What could be the contours of such a permanent solution? According to Das, one solution could be that all subsidies related to public stockholding be treated as green box subsidies, so they will not be taken into account when calculating a country’s de minimis threshold (the least amount of subsidies that are allowed despite their ability to distort trade). This, he says, would be a significant gain. Equally important would be to secure the right to apply additional duties (special safeguard measure), in case there is a surge in imports of agricultural products.
The issue of non-agricultural market access (NAMA) or trade in manufactured goods is not a priority item right now, but that could be another flashpoint between the developed and developing countries. There has been no final decision on a formula on tariff cuts and things have been in a limbo since 2008. Das points out that the ambitions of the developed countries got higher, they wanted zero duty in several sectors and started pressing for cuts in applied rates and not just bound rates. This, he notes, goes totally against how tariff negotiations were done in the past.
Since the WTO is all about consensus, negotiations are all about informal coalitions of countries, depending on the convergence of their national interests. Which are the countries India can bank on?
On the issue of food security and special safeguard measures, it is the G33, says Das, which is the only vibrant and functioning group at this point of time.

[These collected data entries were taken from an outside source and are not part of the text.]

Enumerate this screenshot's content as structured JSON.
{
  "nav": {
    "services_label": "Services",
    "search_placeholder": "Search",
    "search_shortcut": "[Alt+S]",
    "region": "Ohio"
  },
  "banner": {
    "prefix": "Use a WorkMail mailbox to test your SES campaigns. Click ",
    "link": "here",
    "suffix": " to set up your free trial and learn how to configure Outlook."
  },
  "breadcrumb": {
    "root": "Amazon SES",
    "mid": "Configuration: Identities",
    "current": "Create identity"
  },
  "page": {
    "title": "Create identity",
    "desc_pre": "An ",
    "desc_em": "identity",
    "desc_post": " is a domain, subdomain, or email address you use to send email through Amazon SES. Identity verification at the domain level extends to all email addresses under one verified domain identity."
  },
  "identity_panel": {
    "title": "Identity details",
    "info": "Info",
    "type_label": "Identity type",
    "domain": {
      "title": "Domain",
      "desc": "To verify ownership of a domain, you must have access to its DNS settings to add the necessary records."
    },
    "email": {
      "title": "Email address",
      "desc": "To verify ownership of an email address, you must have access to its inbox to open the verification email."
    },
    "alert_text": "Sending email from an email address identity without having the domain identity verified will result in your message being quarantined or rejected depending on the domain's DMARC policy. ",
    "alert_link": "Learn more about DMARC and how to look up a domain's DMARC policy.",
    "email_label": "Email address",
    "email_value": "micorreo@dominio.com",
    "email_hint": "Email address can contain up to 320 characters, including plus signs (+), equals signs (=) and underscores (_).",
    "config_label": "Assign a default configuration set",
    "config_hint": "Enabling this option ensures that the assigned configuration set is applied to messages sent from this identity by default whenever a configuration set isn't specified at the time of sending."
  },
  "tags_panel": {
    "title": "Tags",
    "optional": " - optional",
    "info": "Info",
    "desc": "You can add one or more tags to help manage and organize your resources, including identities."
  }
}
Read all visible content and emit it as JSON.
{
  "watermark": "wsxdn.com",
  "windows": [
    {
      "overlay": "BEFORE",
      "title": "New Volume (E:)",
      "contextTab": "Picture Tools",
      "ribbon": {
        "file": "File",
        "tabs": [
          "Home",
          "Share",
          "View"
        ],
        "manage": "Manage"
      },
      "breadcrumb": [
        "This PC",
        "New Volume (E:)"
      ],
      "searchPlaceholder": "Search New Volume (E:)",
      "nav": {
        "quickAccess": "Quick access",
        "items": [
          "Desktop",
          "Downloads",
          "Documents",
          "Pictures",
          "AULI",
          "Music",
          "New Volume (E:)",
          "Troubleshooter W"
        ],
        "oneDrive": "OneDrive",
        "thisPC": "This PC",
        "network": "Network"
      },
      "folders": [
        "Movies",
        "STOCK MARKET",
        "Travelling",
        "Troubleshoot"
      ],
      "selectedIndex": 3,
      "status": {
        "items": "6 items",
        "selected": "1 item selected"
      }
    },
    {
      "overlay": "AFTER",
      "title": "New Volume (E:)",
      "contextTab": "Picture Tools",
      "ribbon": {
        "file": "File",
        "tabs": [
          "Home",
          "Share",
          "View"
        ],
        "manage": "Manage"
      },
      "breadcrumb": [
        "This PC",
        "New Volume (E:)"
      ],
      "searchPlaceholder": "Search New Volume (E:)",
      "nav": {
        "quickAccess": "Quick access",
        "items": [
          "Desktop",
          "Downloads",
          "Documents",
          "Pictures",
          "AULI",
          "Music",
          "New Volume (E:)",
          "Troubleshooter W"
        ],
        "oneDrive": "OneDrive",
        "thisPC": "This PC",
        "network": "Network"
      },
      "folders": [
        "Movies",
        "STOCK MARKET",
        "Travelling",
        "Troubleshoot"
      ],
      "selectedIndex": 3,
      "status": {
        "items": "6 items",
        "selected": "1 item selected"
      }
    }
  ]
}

But coalitions are often known to break up at ministerials, of countries find their individual interests being met. Das expects the G33 to remain cohesive, though there may be one or two members who may opt out. Some non-G33 countries like Egypt could side with India on the issue of food security, since it faces a similar problem.
But if India strikes too hard a stand at the negotiations could it run the risk of getting isolated and being labelled a spoiler as has happened in the past. “India is never isolated,” says Das. At Doha, then commerce minister the late Murasoli Maran stood firm till the end. Later, Das recalls, ministers from many countries came to Maran and congratulated him saying they wished they could have taken such a firm stand but they had their constraints.
Das has his fingers crossed about a successful outcome at Nairobi. We’ll know by December 18, whether that has helped.